Dear Editor,

We appreciate Antonio Yaghy and colleague’s engagement and thoughts regarding our recent article “The Use of ChatGPT to Assist in Diagnosing Glaucoma Based on Clinical Case Reports” [1]. They pointed out the following statement in our article “As ChatGPT may learn from previous interactions, we recorded all responses based on our first enquiry of provisional and differential diagnosis” and mentioned that the current versions of ChatGPT are not capable of learning and remembering from previous interaction. We trust that the provided information will effectively address their inquiries and feedback.

ChatGPT, developed by OpenAI, has been enhanced with the capability of Reinforcement Learning from Human Feedback (RLHF) [2]. This technique involves incorporating human feedback into the model’s learning process to better align its responses with human expectations. RLHF allows the model to generate responses that take into account factors like accuracy, nuance, and style, resulting in improved performance and more contextually appropriate outputs [3]. The RLHF technique was first introduced by OpenAI and has been employed in various projects, including ChatGPT.
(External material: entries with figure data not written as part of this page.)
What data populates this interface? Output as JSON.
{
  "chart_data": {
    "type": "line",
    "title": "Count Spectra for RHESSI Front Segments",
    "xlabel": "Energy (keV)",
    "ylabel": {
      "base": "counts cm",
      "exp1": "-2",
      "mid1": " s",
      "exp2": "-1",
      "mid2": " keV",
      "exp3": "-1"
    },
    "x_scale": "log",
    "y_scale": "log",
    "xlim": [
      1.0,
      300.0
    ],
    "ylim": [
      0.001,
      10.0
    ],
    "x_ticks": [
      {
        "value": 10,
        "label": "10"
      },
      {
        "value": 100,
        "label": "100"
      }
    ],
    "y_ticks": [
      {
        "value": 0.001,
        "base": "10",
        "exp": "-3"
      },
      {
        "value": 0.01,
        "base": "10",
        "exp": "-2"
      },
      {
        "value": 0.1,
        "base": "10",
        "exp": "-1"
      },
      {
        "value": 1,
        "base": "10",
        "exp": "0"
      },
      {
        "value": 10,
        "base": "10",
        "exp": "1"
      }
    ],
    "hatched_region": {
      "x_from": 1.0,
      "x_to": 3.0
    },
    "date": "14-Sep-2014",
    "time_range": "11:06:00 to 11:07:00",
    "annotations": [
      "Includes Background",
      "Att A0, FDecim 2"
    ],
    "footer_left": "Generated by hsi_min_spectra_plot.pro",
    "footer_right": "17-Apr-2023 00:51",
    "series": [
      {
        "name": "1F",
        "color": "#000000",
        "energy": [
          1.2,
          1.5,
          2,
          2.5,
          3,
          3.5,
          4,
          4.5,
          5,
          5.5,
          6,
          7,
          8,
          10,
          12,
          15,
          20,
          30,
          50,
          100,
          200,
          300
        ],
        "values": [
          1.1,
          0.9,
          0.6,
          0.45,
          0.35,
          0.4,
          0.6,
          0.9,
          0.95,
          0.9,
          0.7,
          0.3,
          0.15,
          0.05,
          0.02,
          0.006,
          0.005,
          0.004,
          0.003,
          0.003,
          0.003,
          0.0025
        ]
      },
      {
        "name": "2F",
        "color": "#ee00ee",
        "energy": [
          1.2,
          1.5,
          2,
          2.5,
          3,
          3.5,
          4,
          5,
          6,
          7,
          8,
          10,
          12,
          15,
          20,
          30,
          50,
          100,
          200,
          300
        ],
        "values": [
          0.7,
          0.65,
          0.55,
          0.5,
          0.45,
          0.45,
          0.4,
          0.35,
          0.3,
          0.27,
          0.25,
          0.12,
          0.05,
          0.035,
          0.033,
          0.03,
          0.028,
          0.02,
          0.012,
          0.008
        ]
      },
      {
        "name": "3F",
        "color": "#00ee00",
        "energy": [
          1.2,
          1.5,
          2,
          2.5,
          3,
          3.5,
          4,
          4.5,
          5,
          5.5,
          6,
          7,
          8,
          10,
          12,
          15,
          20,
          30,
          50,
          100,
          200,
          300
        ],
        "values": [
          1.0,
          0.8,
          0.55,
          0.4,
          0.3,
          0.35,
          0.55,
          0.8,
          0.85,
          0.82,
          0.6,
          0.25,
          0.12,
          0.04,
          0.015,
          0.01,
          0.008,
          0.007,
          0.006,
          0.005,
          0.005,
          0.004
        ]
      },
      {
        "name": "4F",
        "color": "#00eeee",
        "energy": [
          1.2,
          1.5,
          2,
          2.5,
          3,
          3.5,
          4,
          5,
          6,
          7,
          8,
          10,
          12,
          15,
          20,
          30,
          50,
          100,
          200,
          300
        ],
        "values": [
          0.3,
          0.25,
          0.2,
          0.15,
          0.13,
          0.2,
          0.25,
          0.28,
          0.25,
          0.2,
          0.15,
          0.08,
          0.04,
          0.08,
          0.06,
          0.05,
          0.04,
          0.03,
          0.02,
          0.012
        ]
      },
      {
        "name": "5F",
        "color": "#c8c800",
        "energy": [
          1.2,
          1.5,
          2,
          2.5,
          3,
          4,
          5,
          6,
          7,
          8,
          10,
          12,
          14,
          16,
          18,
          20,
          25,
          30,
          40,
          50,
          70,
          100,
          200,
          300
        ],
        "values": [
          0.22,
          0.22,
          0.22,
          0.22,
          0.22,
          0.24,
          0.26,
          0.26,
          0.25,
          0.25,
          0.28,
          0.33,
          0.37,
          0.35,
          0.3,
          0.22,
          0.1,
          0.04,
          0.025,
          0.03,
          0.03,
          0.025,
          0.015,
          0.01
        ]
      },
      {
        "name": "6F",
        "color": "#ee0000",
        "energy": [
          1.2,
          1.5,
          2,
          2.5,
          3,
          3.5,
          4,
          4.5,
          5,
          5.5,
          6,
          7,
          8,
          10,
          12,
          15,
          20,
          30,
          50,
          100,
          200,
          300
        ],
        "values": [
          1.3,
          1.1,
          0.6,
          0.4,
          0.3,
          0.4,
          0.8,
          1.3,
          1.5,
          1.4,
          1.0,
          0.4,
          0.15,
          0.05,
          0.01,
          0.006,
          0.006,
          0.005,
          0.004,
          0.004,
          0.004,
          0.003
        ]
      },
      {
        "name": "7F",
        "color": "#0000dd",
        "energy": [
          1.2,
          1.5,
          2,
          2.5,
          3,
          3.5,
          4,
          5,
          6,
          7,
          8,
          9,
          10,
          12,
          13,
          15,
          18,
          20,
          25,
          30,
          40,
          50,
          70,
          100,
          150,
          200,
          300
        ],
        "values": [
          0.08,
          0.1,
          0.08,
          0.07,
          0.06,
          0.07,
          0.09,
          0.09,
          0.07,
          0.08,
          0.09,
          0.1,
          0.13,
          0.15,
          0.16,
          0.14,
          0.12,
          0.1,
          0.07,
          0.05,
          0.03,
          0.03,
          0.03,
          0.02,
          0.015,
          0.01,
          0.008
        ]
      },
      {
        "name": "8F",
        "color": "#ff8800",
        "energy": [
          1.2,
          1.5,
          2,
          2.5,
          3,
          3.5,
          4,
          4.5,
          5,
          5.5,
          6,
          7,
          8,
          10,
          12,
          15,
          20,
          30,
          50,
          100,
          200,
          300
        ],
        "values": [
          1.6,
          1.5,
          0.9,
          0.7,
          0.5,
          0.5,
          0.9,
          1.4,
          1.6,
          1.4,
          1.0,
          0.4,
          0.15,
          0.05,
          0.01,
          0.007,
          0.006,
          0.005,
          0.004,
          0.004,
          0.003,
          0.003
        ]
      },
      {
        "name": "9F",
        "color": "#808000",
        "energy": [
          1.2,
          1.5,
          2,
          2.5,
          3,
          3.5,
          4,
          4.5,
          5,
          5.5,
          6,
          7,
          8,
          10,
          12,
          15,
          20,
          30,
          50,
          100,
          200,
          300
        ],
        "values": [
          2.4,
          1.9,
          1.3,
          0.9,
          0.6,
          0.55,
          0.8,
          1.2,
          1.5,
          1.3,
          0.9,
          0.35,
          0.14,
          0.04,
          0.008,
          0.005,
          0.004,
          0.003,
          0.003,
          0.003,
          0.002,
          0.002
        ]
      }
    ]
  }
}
In terms of memory capabilities, OpenAI has been experimenting with adding a form of long-term memory to ChatGPT [4]. This feature allows ChatGPT to remember details from previous conversations, which can impact the responses to the future interactions. Users can explicitly instruct ChatGPT to remember queries, ask what it remembers, and even request to forget [4]. This memory feature is designed to evolve with user interactions and is not linked to specific conversations. It is important to note that while ChatGPT can remember details within a single chat session, it does not necessarily retain this information between sessions [4]. However, the ongoing efforts aim to enhance this capability that may lead to increased accuracy. In medicine, particularly ophthalmology, the precision and care in diagnosis and treatment is paramount, given the underlying sensitivity and complexity. Therefore, leveraging AI (artificial intelligence) tools like ChatGPT in this context demands a meticulous approach, ensuring each case is evaluated independently to uphold the accuracy and integrity vital to patient care and healthcare systems. By initiating each case in a new session, we minimized the influence of ChatGPT's RLHF and memory capabilities to maintain a clear and unbiased perspective essential for the rigorous demands of medical decision-making. This practice underscores the thoughtful integration of AI in enhancing healthcare outcomes while respecting the unique complexities of each patient’s condition.

In conclusion, while ChatGPT's RLHF and experimental long-term memory capabilities offer significant potential for enhancing AI's role in healthcare, particularly in complex fields like ophthalmology, it is crucial to navigate these advancements with caution. The approach of initiating each medical case in a new session with ChatGPT ensures that the AI’s current capabilities are utilized effectively without compromising the quality of patient care or being influenced by prior interactions. This method acknowledges the importance of accuracy, individual case assessment, and the avoidance of bias in medical diagnostics and treatment recommendations. As we continue to explore and integrate AI technologies like ChatGPT into healthcare, it is imperative to balance innovation with the ethical and practical considerations inherent in medical practice. By doing so, we can harness the benefits of AI to augment healthcare delivery while maintaining the high standards of patient care and safety that are the cornerstone of the medical profession.